Die chinesische Wirtschaft hat im zurückliegenden Jahr so kräftig zugelegt wie seit Jahren nicht mehr. Das starke Plus auf Jahressicht erklärt sich vor allem mit der niedrigen Vergleichsbasis durch die Pandemie im Vorjahr. Mit einer Null-Covid-Strategie, Massentests, Quarantänen und Einreisebeschränkungen hatte das bevölkerungsreichste Land das Virus schneller in den Griff bekommen als die meisten anderen Staaten. Ökonomen sagen nun jedoch ein Jahr mit deutlich weniger Schwung vorher.  Im vierten Quartal 2021 schwächte sich das Wachstum ab. Im Jahr 2022 wird für die VR China ein Plus von 4,8 statt 5,6% erwartet. Hierfür werden Probleme des Immobiliensektors, die Auflagen bei örtlichen Corona-Lockdowns und eine geringere Kauflust der Verbraucher als Ursache angeführt.

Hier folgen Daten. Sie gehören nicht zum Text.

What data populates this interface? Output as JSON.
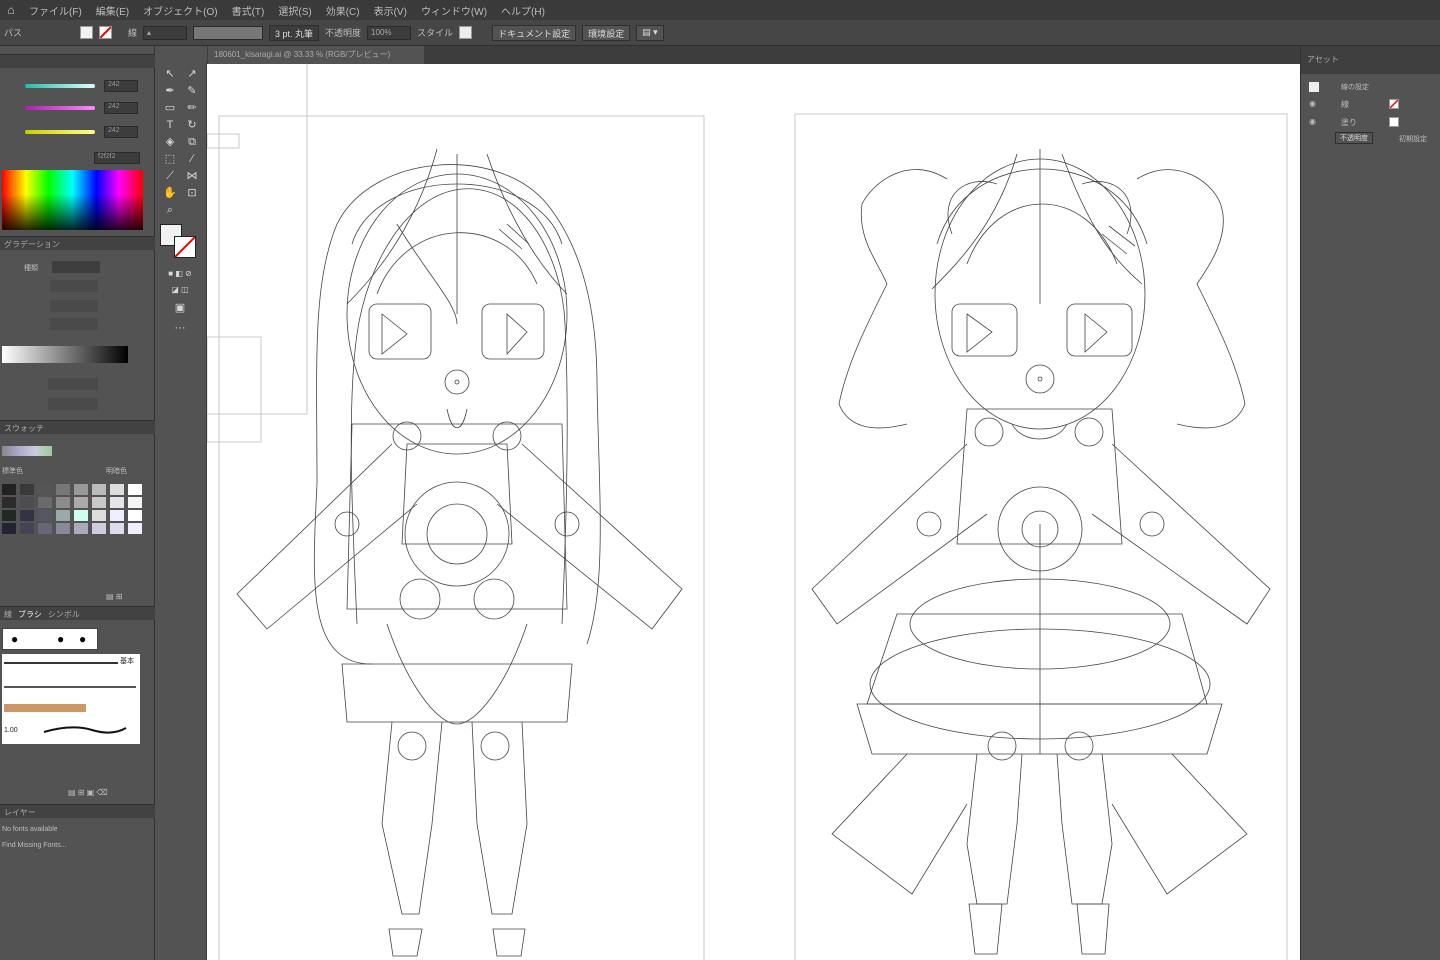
{
  "menu": [
    "ファイル(F)",
    "編集(E)",
    "オブジェクト(O)",
    "書式(T)",
    "選択(S)",
    "効果(C)",
    "表示(V)",
    "ウィンドウ(W)",
    "ヘルプ(H)"
  ],
  "control": {
    "label": "パス",
    "stroke_label": "線",
    "style_label": "3 pt. 丸筆",
    "opacity_label": "不透明度",
    "opacity_value": "100%",
    "style2_label": "スタイル",
    "doc_settings": "ドキュメント設定",
    "prefs": "環境設定"
  },
  "doc_tab": "180601_kisaragi.ai @ 33.33 % (RGB/プレビュー)",
  "color_panel": {
    "r": "242",
    "g": "242",
    "b": "242",
    "hex": "f2f2f2"
  },
  "gradient_panel": {
    "title": "グラデーション",
    "type": "種類"
  },
  "swatch_panel": {
    "title": "スウォッチ",
    "col1": "標準色",
    "col2": "明暗色"
  },
  "brush_panel": {
    "tabs": [
      "線",
      "ブラシ",
      "シンボル"
    ],
    "size_label": "基本",
    "size_value": "1.00"
  },
  "info_panel": {
    "title": "レイヤー",
    "line1": "No fonts available",
    "line2": "Find Missing Fonts..."
  },
  "right_panel": {
    "title": "アセット",
    "tab": "線の設定",
    "layers": [
      {
        "name": "線"
      },
      {
        "name": "塗り"
      }
    ],
    "btn1": "不透明度",
    "btn2": "初期設定"
  },
  "colors": {
    "bg": "#535353",
    "canvas": "#ffffff",
    "menubar": "#3a3a3a"
  }
}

In diesem Jahr liegt das Wachstumsziel Chinas noch bei »mehr als sechs Prozent«. Bei einem Treffen mit Chefs der großen Wirtschaftsorganisationen gab sich Regierungschef Li Keqiang noch zuversichtlich, dass dieses Ziel erreicht werden kann. »Die chinesische Wirtschaft ist widerstandsfähig und hat Potenzial«, sagte Li bei dem Treffen. »China ist in der Lage, mit kurzfristigen wirtschaftlichen Fluktuationen umzugehen.«

China hat die wirtschaftlichen Auswirkungen von Covid-19 gut gemeistert, was zur positiven Entwicklung der Vermögenspreise im Jahr 2020 führte. Das Jahr 2021 war jedoch ein äußerst schwieriges für die Märkte, da die People's Bank of China die Geldpolitik straffte und der Bildungs- und Internetsektor stärker reguliert wurden. Das Wachstum wurde im Laufe des Jahres weiter gedämpft, da die Null-Covid-Strategie den Konsum bremste, überschuldete Immobilienunternehmen Schwierigkeiten hatten, ihre Schulden zu begleichen, und das Land mit Engpässen in der Energieversorgung zu kämpfen hatte. Darüber hinaus kündigte die chinesische Regierung eine Verlagerung der politischen Prioritäten an – weg vom Wachstum um jeden Preis hin zu einem weiter verbreiteten Wohlstand.